Totally makes sense and you definitely don’t need to be. However, there’s also some really good advice and perspectives being shared about what the future holds, whether you do a postdoc or not.

And to be honest, there’s gonna be plenty more headaches/BS/etc ahead because even in less than idea training situations, trainees are still shielded from consequential and not so pleasant things such as productivity requirements (e.g., having a convo with not so competent middle management type on why you have x amount of no-shows and how to ‘fix’ it).

As a postdoc, I was given some really good advice on looking for a first job. You’re not gonna get everything you want so prioritize your top 3+ needs (location, job duties, salary/benefits, schedule, etc) and shoot for something with 2+ on your list and hopefully you won’t have to settle for only getting one of your top needs. And the more non-negotiables you have, the more you will likely sacrifice elsewhere. Perhaps that can be a helpful way of framing postdoc and first job choices as you narrow things.


I don’t know much about behavioral health/medical administration but I’m not sure if moonlighting with a hospital/government agency is feasible between credentialing procedures, FTE justification, and how there would either be staffing already or those services would just not be offered.

Variety unfortunately tends to be one of those things that many of us sacrifice in exchange for a steady W2 job with good benefits and the W2 jobs with more variety will also have their own built in problems so it’ll depend on what one can tolerate and ultimately laugh at.

The truth about this conversation is that while it might feel angst ridden for a student in this position, the decision will involve much less choice and be much easier than one anticipates. Much like an angst ridden college application season that only results in 1 or 2 acceptances.

For what it is worth, my cohort and the ones behind me all started in different places with varied interests.
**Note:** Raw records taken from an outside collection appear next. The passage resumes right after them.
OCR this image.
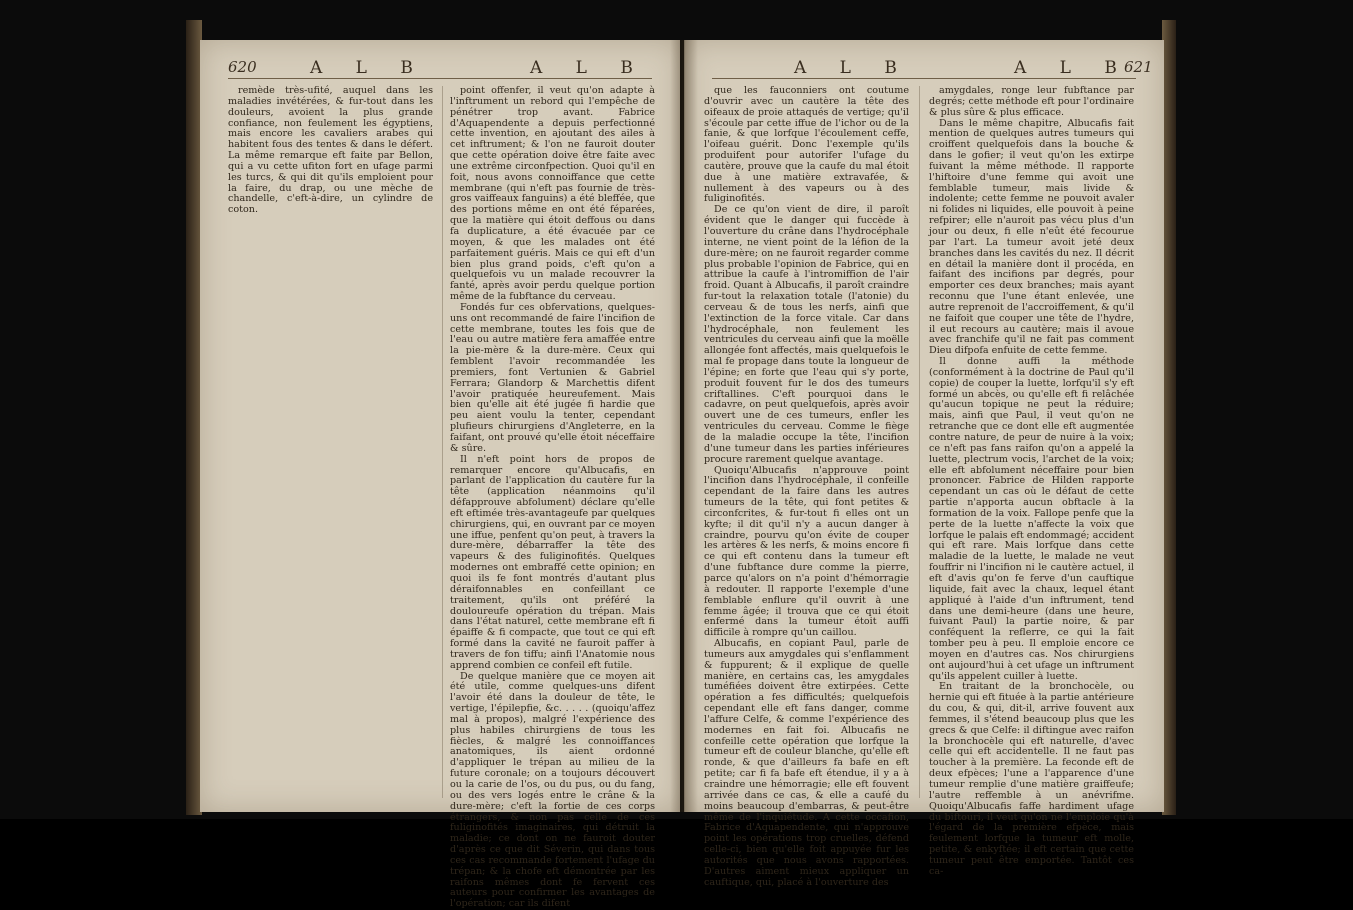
620	A L B	A L B

remède très-ufité, auquel dans les maladies invétérées, & fur-tout dans les douleurs, avoient la plus grande confiance, non feulement les égyptiens, mais encore les cavaliers arabes qui habitent fous des tentes & dans le défert. La même remarque eft faite par Bellon, qui a vu cette ufiton fort en ufage parmi les turcs, & qui dit qu'ils emploient pour la faire, du drap, ou une mèche de chandelle, c'eft-à-dire, un cylindre de coton.

point offenfer, il veut qu'on adapte à l'inftrument un rebord qui l'empêche de pénétrer trop avant. Fabrice d'Aquapendente a depuis perfectionné cette invention, en ajoutant des ailes à cet inftrument; & l'on ne fauroit douter que cette opération doive être faite avec une extrême circonfpection. Quoi qu'il en foit, nous avons connoiffance que cette membrane (qui n'eft pas fournie de très-gros vaiffeaux fanguins) a été bleffée, que des portions même en ont été féparées, que la matière qui étoit deffous ou dans fa duplicature, a été évacuée par ce moyen, & que les malades ont été parfaitement guéris. Mais ce qui eft d'un bien plus grand poids, c'eft qu'on a quelquefois vu un malade recouvrer la fanté, après avoir perdu quelque portion même de la fubftance du cerveau.

Fondés fur ces obfervations, quelques-uns ont recommandé de faire l'incifion de cette membrane, toutes les fois que de l'eau ou autre matière fera amaffée entre la pie-mère & la dure-mère. Ceux qui femblent l'avoir recommandée les premiers, font Vertunien & Gabriel Ferrara; Glandorp & Marchettis difent l'avoir pratiquée heureufement. Mais bien qu'elle ait été jugée fi hardie que peu aient voulu la tenter, cependant plufieurs chirurgiens d'Angleterre, en la faifant, ont prouvé qu'elle étoit néceffaire & sûre.

Il n'eft point hors de propos de remarquer encore qu'Albucafis, en parlant de l'application du cautère fur la tête (application néanmoins qu'il défapprouve abfolument) déclare qu'elle eft eftimée très-avantageufe par quelques chirurgiens, qui, en ouvrant par ce moyen une iffue, penfent qu'on peut, à travers la dure-mère, débarraffer la tête des vapeurs & des fuliginofités. Quelques modernes ont embraffé cette opinion; en quoi ils fe font montrés d'autant plus déraifonnables en confeillant ce traitement, qu'ils ont préféré la douloureufe opération du trépan. Mais dans l'état naturel, cette membrane eft fi épaiffe & fi compacte, que tout ce qui eft formé dans la cavité ne fauroit paffer à travers de fon tiffu; ainfi l'Anatomie nous apprend combien ce confeil eft futile.

De quelque manière que ce moyen ait été utile, comme quelques-uns difent l'avoir été dans la douleur de tête, le vertige, l'épilepfie, &c. . . . . (quoiqu'affez mal à propos), malgré l'expérience des plus habiles chirurgiens de tous les fiècles, & malgré les connoiffances anatomiques, ils aient ordonné d'appliquer le trépan au milieu de la future coronale; on a toujours découvert ou la carie de l'os, ou du pus, ou du fang, ou des vers logés entre le crâne & la dure-mère; c'eft la fortie de ces corps étrangers, & non pas celle de ces fuliginofités imaginaires, qui détruit la maladie; ce dont on ne fauroit douter d'après ce que dit Séverin, qui dans tous ces cas recommande fortement l'ufage du trépan; & la chofe eft démontrée par les raifons mêmes dont fe fervent ces auteurs pour confirmer les avantages de l'opération; car ils difent

A L B	A L B
621

que les fauconniers ont coutume d'ouvrir avec un cautère la tête des oifeaux de proie attaqués de vertige; qu'il s'écoule par cette iffue de l'ichor ou de la fanie, & que lorfque l'écoulement ceffe, l'oifeau guérit. Donc l'exemple qu'ils produifent pour autorifer l'ufage du cautère, prouve que la caufe du mal étoit due à une matière extravafée, & nullement à des vapeurs ou à des fuliginofités.

De ce qu'on vient de dire, il paroît évident que le danger qui fuccède à l'ouverture du crâne dans l'hydrocéphale interne, ne vient point de la léfion de la dure-mère; on ne fauroit regarder comme plus probable l'opinion de Fabrice, qui en attribue la caufe à l'intromiffion de l'air froid. Quant à Albucafis, il paroît craindre fur-tout la relaxation totale (l'atonie) du cerveau & de tous les nerfs, ainfi que l'extinction de la force vitale. Car dans l'hydrocéphale, non feulement les ventricules du cerveau ainfi que la moëlle allongée font affectés, mais quelquefois le mal fe propage dans toute la longueur de l'épine; en forte que l'eau qui s'y porte, produit fouvent fur le dos des tumeurs criftallines. C'eft pourquoi dans le cadavre, on peut quelquefois, après avoir ouvert une de ces tumeurs, enfler les ventricules du cerveau. Comme le fiège de la maladie occupe la tête, l'incifion d'une tumeur dans les parties inférieures procure rarement quelque avantage.

Quoiqu'Albucafis n'approuve point l'incifion dans l'hydrocéphale, il confeille cependant de la faire dans les autres tumeurs de la tête, qui font petites & circonfcrites, & fur-tout fi elles ont un kyfte; il dit qu'il n'y a aucun danger à craindre, pourvu qu'on évite de couper les artères & les nerfs, & moins encore fi ce qui eft contenu dans la tumeur eft d'une fubftance dure comme la pierre, parce qu'alors on n'a point d'hémorragie à redouter. Il rapporte l'exemple d'une femblable enflure qu'il ouvrit à une femme âgée; il trouva que ce qui étoit enfermé dans la tumeur étoit auffi difficile à rompre qu'un caillou.

Albucafis, en copiant Paul, parle de tumeurs aux amygdales qui s'enflamment & fuppurent; & il explique de quelle manière, en certains cas, les amygdales tuméfiées doivent être extirpées. Cette opération a fes difficultés; quelquefois cependant elle eft fans danger, comme l'affure Celfe, & comme l'expérience des modernes en fait foi. Albucafis ne confeille cette opération que lorfque la tumeur eft de couleur blanche, qu'elle eft ronde, & que d'ailleurs fa bafe en eft petite; car fi fa bafe eft étendue, il y a à craindre une hémorragie; elle eft fouvent arrivée dans ce cas, & elle a caufé du moins beaucoup d'embarras, & peut-être même de l'inquiétude. A cette occafion, Fabrice d'Aquapendente, qui n'approuve point les opérations trop cruelles, défend celle-ci, bien qu'elle foit appuyée fur les autorités que nous avons rapportées. D'autres aiment mieux appliquer un cauftique, qui, placé à l'ouverture des

amygdales, ronge leur fubftance par degrés; cette méthode eft pour l'ordinaire & plus sûre & plus efficace.

Dans le même chapitre, Albucafis fait mention de quelques autres tumeurs qui croiffent quelquefois dans la bouche & dans le gofier; il veut qu'on les extirpe fuivant la même méthode. Il rapporte l'hiftoire d'une femme qui avoit une femblable tumeur, mais livide & indolente; cette femme ne pouvoit avaler ni folides ni liquides, elle pouvoit à peine refpirer; elle n'auroit pas vécu plus d'un jour ou deux, fi elle n'eût été fecourue par l'art. La tumeur avoit jeté deux branches dans les cavités du nez. Il décrit en détail la manière dont il procéda, en faifant des incifions par degrés, pour emporter ces deux branches; mais ayant reconnu que l'une étant enlevée, une autre reprenoit de l'accroiffement, & qu'il ne faifoit que couper une tête de l'hydre, il eut recours au cautère; mais il avoue avec franchife qu'il ne fait pas comment Dieu difpofa enfuite de cette femme.

Il donne auffi la méthode (conformément à la doctrine de Paul qu'il copie) de couper la luette, lorfqu'il s'y eft formé un abcès, ou qu'elle eft fi relâchée qu'aucun topique ne peut la réduire; mais, ainfi que Paul, il veut qu'on ne retranche que ce dont elle eft augmentée contre nature, de peur de nuire à la voix; ce n'eft pas fans raifon qu'on a appelé la luette, plectrum vocis, l'archet de la voix; elle eft abfolument néceffaire pour bien prononcer. Fabrice de Hilden rapporte cependant un cas où le défaut de cette partie n'apporta aucun obftacle à la formation de la voix. Fallope penfe que la perte de la luette n'affecte la voix que lorfque le palais eft endommagé; accident qui eft rare. Mais lorfque dans cette maladie de la luette, le malade ne veut fouffrir ni l'incifion ni le cautère actuel, il eft d'avis qu'on fe ferve d'un cauftique liquide, fait avec la chaux, lequel étant appliqué à l'aide d'un inftrument, tend dans une demi-heure (dans une heure, fuivant Paul) la partie noire, & par conféquent la reflerre, ce qui la fait tomber peu à peu. Il emploie encore ce moyen en d'autres cas. Nos chirurgiens ont aujourd'hui à cet ufage un inftrument qu'ils appelent cuiller à luette.

En traitant de la bronchocèle, ou hernie qui eft fituée à la partie antérieure du cou, & qui, dit-il, arrive fouvent aux femmes, il s'étend beaucoup plus que les grecs & que Celfe: il diftingue avec raifon la bronchocèle qui eft naturelle, d'avec celle qui eft accidentelle. Il ne faut pas toucher à la première. La feconde eft de deux efpèces; l'une a l'apparence d'une tumeur remplie d'une matière graiffeufe; l'autre reffemble à un anévrifme. Quoiqu'Albucafis faffe hardiment ufage du biftouri, il veut qu'on ne l'emploie qu'à l'égard de la première efpèce, mais feulement lorfque la tumeur eft molle, petite, & enkyftée; il eft certain que cette tumeur peut être emportée. Tantôt ces ca-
As time has marched on, most of us have ended up in similar settings. Generally, those with some stability and a good salary. Then there were a few rockstars that decided to forge their own path.
 
@summerbabe Your description of a state hospital was what I expected from inpatient and am not experiencing. I'll keep it on the 'to try' list as it does seem to have potential as I like non-medical models and am interested in more SMI training.
In many states psychiatry absolutely dominates state hospitals, the medical model is certainly prevalent, and patients are far too often “snowed” or “chemically restrained”. In some states (at least) staff are often extraordinarily undertrained (e.g. the orderlies/psych/activities aids/staff can be HS grads with a week of on the job training). Staff at all levels are often at skeleton crew levels and frequently highly miserable. Facilities are often decades past outdated, many are depressingly dilapidated. Of course, YMMV, and perhaps some states are wholesale better than where I worked.